La Syrie veut rejoindre le Partenariat international contre l'impunité d'utilisation des armes chimiques
Le président syrien Ahmed al-Chareh (à droite) serre la main du président français Emmanuel Macron à l'issue d'une conférence de presse conjointe à Damas le 7 juillet 2026. ©LUDOVIC MARIN/POOL/AFP

La Syrie a indiqué vendredi avoir demandé à rejoindre le Partenariat international contre l'impunité d'utilisation des armes chimiques (PICIAC), à l'occasion de l'anniversaire de l'attaque chimique de 2013 contre une banlieue de la capitale, Damas.

Dans une déclaration conjointe avec la France, la Syrie a annoncé sa candidature pour rejoindre ce partenariat, lancé par Paris en janvier 2018, qui regroupe 40 pays engagés dans la lutte contre l'utilisation des armements chimiques, interdite par le droit international.

Paris a salué cette initiative «comme une démonstration évidente de l'engagement de la Syrie en faveur du renforcement de la responsabilité et de la justice et du combat contre l'impunité».

Le 21 août 2013, une attaque chimique attribuée au gouvernement syrien, lequel avait nié toute implication, dans la Ghouta orientale, banlieue de la capitale Damas, avait fait plus de 1.400 morts selon les services de renseignement américains.

Les images d'hommes, de femmes et surtout d'enfants inanimés, l'écume aux lèvres, avaient choqué le monde entier.

Par la suite, la Syrie avait rejoint l'Organisation pour l'interdiction des armes chimiques (OIAC) et accepté de révéler et de remettre ses stocks de produits toxiques en vue de leur destruction sous la pression de la Russie et des États-Unis. Mais le gouvernement Assad n'avait pas déclaré l'intégralité de son stock d'armes chimiques et avait tenté d'induire les inspecteurs en erreur.

Depuis sa chute fin 2024, les nouvelles autorités de Damas ont promis de coopérer avec l'Organisation pour détruire les armes chimiques que l'ancien président a été accusé à plusieurs reprises d'avoir utilisées pendant les plus de treize années de guerre civile en Syrie.

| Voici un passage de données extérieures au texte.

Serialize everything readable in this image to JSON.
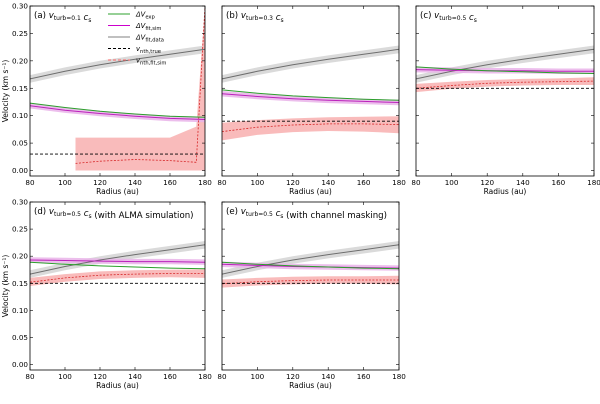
{
  "figure": {
    "xlabel": "Radius (au)",
    "ylabel": "Velocity (km s⁻¹)",
    "xlim": [
      80,
      180
    ],
    "ylim": [
      -0.01,
      0.3
    ],
    "xticks": [
      "80",
      "100",
      "120",
      "140",
      "160",
      "180"
    ],
    "yticks": [
      "0.00",
      "0.05",
      "0.10",
      "0.15",
      "0.20",
      "0.25",
      "0.30"
    ],
    "legend": [
      {
        "label": "ΔV_exp",
        "color": "#2ca02c",
        "style": "solid"
      },
      {
        "label": "ΔV_fit,sim",
        "color": "#cc00cc",
        "style": "solid"
      },
      {
        "label": "ΔV_fit,data",
        "color": "#808080",
        "style": "solid"
      },
      {
        "label": "v_nth,true",
        "color": "#000000",
        "style": "dashed"
      },
      {
        "label": "v_nth,fit,sim",
        "color": "#ff6666",
        "style": "dashed"
      }
    ]
  },
  "chart_data": [
    {
      "type": "line",
      "title": "(a) v_turb=0.1 c_s",
      "x": [
        80,
        100,
        120,
        140,
        160,
        180
      ],
      "series": [
        {
          "name": "ΔV_fit,data",
          "values": [
            0.167,
            0.181,
            0.193,
            0.203,
            0.212,
            0.221
          ],
          "band": 0.007
        },
        {
          "name": "ΔV_exp",
          "values": [
            0.123,
            0.115,
            0.108,
            0.103,
            0.099,
            0.097
          ]
        },
        {
          "name": "ΔV_fit,sim",
          "values": [
            0.118,
            0.11,
            0.104,
            0.099,
            0.095,
            0.093
          ],
          "band": 0.005
        },
        {
          "name": "v_nth,true",
          "values": [
            0.03,
            0.03,
            0.03,
            0.03,
            0.03,
            0.03
          ]
        },
        {
          "name": "v_nth,fit,sim",
          "x": [
            106,
            120,
            140,
            160,
            175,
            180
          ],
          "values": [
            0.013,
            0.017,
            0.02,
            0.018,
            0.015,
            0.3
          ],
          "lower": [
            0.0,
            0.0,
            0.0,
            0.0,
            0.0,
            0.0
          ],
          "upper": [
            0.06,
            0.06,
            0.06,
            0.06,
            0.08,
            0.3
          ]
        }
      ]
    },
    {
      "type": "line",
      "title": "(b) v_turb=0.3 c_s",
      "x": [
        80,
        100,
        120,
        140,
        160,
        180
      ],
      "series": [
        {
          "name": "ΔV_fit,data",
          "values": [
            0.167,
            0.181,
            0.193,
            0.203,
            0.212,
            0.221
          ],
          "band": 0.007
        },
        {
          "name": "ΔV_exp",
          "values": [
            0.147,
            0.141,
            0.136,
            0.133,
            0.13,
            0.128
          ]
        },
        {
          "name": "ΔV_fit,sim",
          "values": [
            0.14,
            0.135,
            0.131,
            0.128,
            0.126,
            0.124
          ],
          "band": 0.005
        },
        {
          "name": "v_nth,true",
          "values": [
            0.09,
            0.09,
            0.09,
            0.09,
            0.09,
            0.09
          ]
        },
        {
          "name": "v_nth,fit,sim",
          "values": [
            0.071,
            0.079,
            0.083,
            0.085,
            0.085,
            0.084
          ],
          "lower": [
            0.055,
            0.065,
            0.07,
            0.072,
            0.071,
            0.068
          ],
          "upper": [
            0.087,
            0.092,
            0.095,
            0.097,
            0.098,
            0.099
          ]
        }
      ]
    },
    {
      "type": "line",
      "title": "(c) v_turb=0.5 c_s",
      "x": [
        80,
        100,
        120,
        140,
        160,
        180
      ],
      "series": [
        {
          "name": "ΔV_fit,data",
          "values": [
            0.167,
            0.181,
            0.193,
            0.203,
            0.212,
            0.221
          ],
          "band": 0.007
        },
        {
          "name": "ΔV_exp",
          "values": [
            0.189,
            0.185,
            0.182,
            0.18,
            0.178,
            0.177
          ]
        },
        {
          "name": "ΔV_fit,sim",
          "values": [
            0.184,
            0.183,
            0.182,
            0.182,
            0.181,
            0.181
          ],
          "band": 0.005
        },
        {
          "name": "v_nth,true",
          "values": [
            0.15,
            0.15,
            0.15,
            0.15,
            0.15,
            0.15
          ]
        },
        {
          "name": "v_nth,fit,sim",
          "values": [
            0.15,
            0.155,
            0.159,
            0.161,
            0.162,
            0.163
          ],
          "lower": [
            0.143,
            0.149,
            0.153,
            0.155,
            0.156,
            0.156
          ],
          "upper": [
            0.158,
            0.162,
            0.165,
            0.167,
            0.168,
            0.17
          ]
        }
      ]
    },
    {
      "type": "line",
      "title": "(d) v_turb=0.5 c_s (with ALMA simulation)",
      "x": [
        80,
        100,
        120,
        140,
        160,
        180
      ],
      "series": [
        {
          "name": "ΔV_fit,data",
          "values": [
            0.167,
            0.181,
            0.193,
            0.203,
            0.212,
            0.221
          ],
          "band": 0.007
        },
        {
          "name": "ΔV_exp",
          "values": [
            0.189,
            0.185,
            0.182,
            0.18,
            0.178,
            0.177
          ]
        },
        {
          "name": "ΔV_fit,sim",
          "values": [
            0.193,
            0.192,
            0.191,
            0.19,
            0.19,
            0.189
          ],
          "band": 0.005
        },
        {
          "name": "v_nth,true",
          "values": [
            0.15,
            0.15,
            0.15,
            0.15,
            0.15,
            0.15
          ]
        },
        {
          "name": "v_nth,fit,sim",
          "values": [
            0.152,
            0.16,
            0.165,
            0.167,
            0.168,
            0.168
          ],
          "lower": [
            0.145,
            0.153,
            0.158,
            0.16,
            0.161,
            0.16
          ],
          "upper": [
            0.16,
            0.167,
            0.172,
            0.174,
            0.175,
            0.176
          ]
        }
      ]
    },
    {
      "type": "line",
      "title": "(e) v_turb=0.5 c_s (with channel masking)",
      "x": [
        80,
        100,
        120,
        140,
        160,
        180
      ],
      "series": [
        {
          "name": "ΔV_fit,data",
          "values": [
            0.167,
            0.181,
            0.193,
            0.203,
            0.212,
            0.221
          ],
          "band": 0.007
        },
        {
          "name": "ΔV_exp",
          "values": [
            0.189,
            0.185,
            0.182,
            0.18,
            0.178,
            0.177
          ]
        },
        {
          "name": "ΔV_fit,sim",
          "values": [
            0.185,
            0.183,
            0.181,
            0.18,
            0.179,
            0.178
          ],
          "band": 0.005
        },
        {
          "name": "v_nth,true",
          "values": [
            0.15,
            0.15,
            0.15,
            0.15,
            0.15,
            0.15
          ]
        },
        {
          "name": "v_nth,fit,sim",
          "values": [
            0.149,
            0.153,
            0.155,
            0.156,
            0.156,
            0.156
          ],
          "lower": [
            0.142,
            0.146,
            0.148,
            0.149,
            0.149,
            0.148
          ],
          "upper": [
            0.157,
            0.16,
            0.162,
            0.163,
            0.163,
            0.164
          ]
        }
      ]
    }
  ]
}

Elles ont autorisé les inspecteurs de l'OIAC à établir une présence permanente dans le pays pour documenter les sites suspects d'armes chimiques et interroger les témoins des attaques passées.

L'OIAC, qui siège à La Haye, a restauré en juillet le droit de vote de la Syrie, qui avait été retiré en 2021.

La Syrie et la France ont souligné vendredi «le rôle capital» que joue OIAC «dans la mise en lumière des faits liés au programme du précédent régime en matière d'armes chimiques, dans l'identification et la vérification des éléments qu’il en reste et dans leur destruction».

Les deux pays disent soutenir l'OIAC dans ses actions «visant à aborder des questions en suspens, ce qui contribue à renforcer le régime d'interdiction des armes chimiques, à défendre le principe de responsabilité et à veiller à ce que de tels crimes ne soient plus commis».